A la tête de La Chaumière depuis quelques années, Serge Labrosse, fort de ses origines bourguignonnes, a développé une cuisine authentique et inventive. Pour répondre à ses exigences, il privilégie l’approvisionnement en circuits courts et de qualité.

Voisin de La Maison Forte et surtout du poulailler de Troinex, il se fournit auprès de la famille Bidaux depuis quelques années. «J’apprécie vraiment ces poulets fermiers et leur bœuf Angus», commence Serge Labrosse. «Je connais ces agriculteurs ainsi que leurs méthodes et leur exploitation depuis que je me suis installé ici. Depuis, je viens chercher mes commandes à l’appel, quand on m’annonce que l’élevage arrive à terme. J’achète environ cinquante à cent volailles sur un lot plusieurs fois dans l’année et généralement un demi ou un bœuf entier, que je me charge de conditionner», explique le chef.

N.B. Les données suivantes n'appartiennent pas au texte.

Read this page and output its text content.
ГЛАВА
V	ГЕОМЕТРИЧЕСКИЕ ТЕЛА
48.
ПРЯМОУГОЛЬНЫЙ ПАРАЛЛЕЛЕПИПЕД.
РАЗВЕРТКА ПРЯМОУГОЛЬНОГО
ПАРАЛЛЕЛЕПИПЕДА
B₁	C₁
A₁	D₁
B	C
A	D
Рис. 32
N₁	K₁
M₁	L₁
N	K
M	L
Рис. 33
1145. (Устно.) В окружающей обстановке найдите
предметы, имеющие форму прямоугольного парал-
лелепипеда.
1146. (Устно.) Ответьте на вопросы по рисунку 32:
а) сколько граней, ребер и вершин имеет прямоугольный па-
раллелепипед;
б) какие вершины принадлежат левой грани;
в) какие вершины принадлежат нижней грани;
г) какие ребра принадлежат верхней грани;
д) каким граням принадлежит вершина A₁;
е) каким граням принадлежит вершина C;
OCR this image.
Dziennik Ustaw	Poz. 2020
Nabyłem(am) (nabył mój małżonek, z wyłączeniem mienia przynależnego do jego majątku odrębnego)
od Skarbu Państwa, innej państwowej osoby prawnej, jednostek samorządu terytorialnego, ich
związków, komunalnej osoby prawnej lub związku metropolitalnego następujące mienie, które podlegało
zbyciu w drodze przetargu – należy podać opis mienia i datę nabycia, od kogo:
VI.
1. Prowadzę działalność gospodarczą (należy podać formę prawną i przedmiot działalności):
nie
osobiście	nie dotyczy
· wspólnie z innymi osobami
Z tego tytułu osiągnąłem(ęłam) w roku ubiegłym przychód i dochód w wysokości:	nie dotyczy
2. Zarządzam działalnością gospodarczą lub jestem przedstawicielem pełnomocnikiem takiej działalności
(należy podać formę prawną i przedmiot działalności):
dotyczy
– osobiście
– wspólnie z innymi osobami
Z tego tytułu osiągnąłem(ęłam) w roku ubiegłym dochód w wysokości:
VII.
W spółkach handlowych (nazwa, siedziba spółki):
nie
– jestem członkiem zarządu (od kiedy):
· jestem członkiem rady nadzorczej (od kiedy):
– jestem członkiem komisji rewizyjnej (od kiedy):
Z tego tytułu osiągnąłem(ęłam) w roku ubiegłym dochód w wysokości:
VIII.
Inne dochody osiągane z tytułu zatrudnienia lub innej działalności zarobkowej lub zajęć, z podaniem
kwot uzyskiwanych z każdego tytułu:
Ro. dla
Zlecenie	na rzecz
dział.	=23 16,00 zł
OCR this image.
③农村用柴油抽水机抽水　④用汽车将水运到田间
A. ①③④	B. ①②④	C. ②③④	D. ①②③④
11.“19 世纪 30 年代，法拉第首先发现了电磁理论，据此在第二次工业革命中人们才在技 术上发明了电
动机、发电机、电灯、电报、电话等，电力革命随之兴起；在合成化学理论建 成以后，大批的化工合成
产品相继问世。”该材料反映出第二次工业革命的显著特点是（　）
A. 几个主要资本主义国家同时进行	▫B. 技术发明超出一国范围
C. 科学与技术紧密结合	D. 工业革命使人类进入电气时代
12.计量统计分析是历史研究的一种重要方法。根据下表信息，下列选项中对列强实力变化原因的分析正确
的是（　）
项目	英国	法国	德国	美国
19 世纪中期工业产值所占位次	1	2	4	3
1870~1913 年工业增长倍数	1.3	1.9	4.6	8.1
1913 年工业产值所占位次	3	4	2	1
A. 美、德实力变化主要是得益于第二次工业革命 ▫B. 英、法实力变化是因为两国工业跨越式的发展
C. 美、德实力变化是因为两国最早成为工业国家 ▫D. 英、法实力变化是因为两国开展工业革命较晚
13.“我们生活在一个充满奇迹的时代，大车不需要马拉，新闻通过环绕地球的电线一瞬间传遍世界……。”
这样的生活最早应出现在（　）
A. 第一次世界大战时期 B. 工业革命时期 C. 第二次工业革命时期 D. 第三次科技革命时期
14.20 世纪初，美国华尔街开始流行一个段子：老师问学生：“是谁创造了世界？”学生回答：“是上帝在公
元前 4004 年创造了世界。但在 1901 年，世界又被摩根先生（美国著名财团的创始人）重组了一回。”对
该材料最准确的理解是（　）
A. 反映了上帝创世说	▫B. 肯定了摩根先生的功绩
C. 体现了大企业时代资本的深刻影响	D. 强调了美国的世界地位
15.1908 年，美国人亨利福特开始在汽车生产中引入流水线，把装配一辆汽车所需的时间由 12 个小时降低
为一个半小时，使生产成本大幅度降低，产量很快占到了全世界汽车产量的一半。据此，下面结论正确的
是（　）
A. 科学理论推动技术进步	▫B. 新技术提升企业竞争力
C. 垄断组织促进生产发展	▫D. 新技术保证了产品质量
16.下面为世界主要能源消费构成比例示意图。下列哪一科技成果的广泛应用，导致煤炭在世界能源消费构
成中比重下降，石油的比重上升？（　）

Au courant des enjeux de la votation contre l’élevage intensif, Serge Labrosse ne cache pas son inquiétude. En parlant avec les agriculteurs de la région, il sait que beaucoup d’entre eux devront renoncer à leur production - surtout à la volaille - en cas de oui.

«Je pense que ce projet va complètement à contre-courant des dernières tendances de la gastronomie, où l’on valorise de plus en plus les produits locaux, frais et de saison. Mes clients et les particuliers apprécient une telle offre. Si l’initiative passait, ce serait un drame pour tout le monde», conclut Serge Labrosse.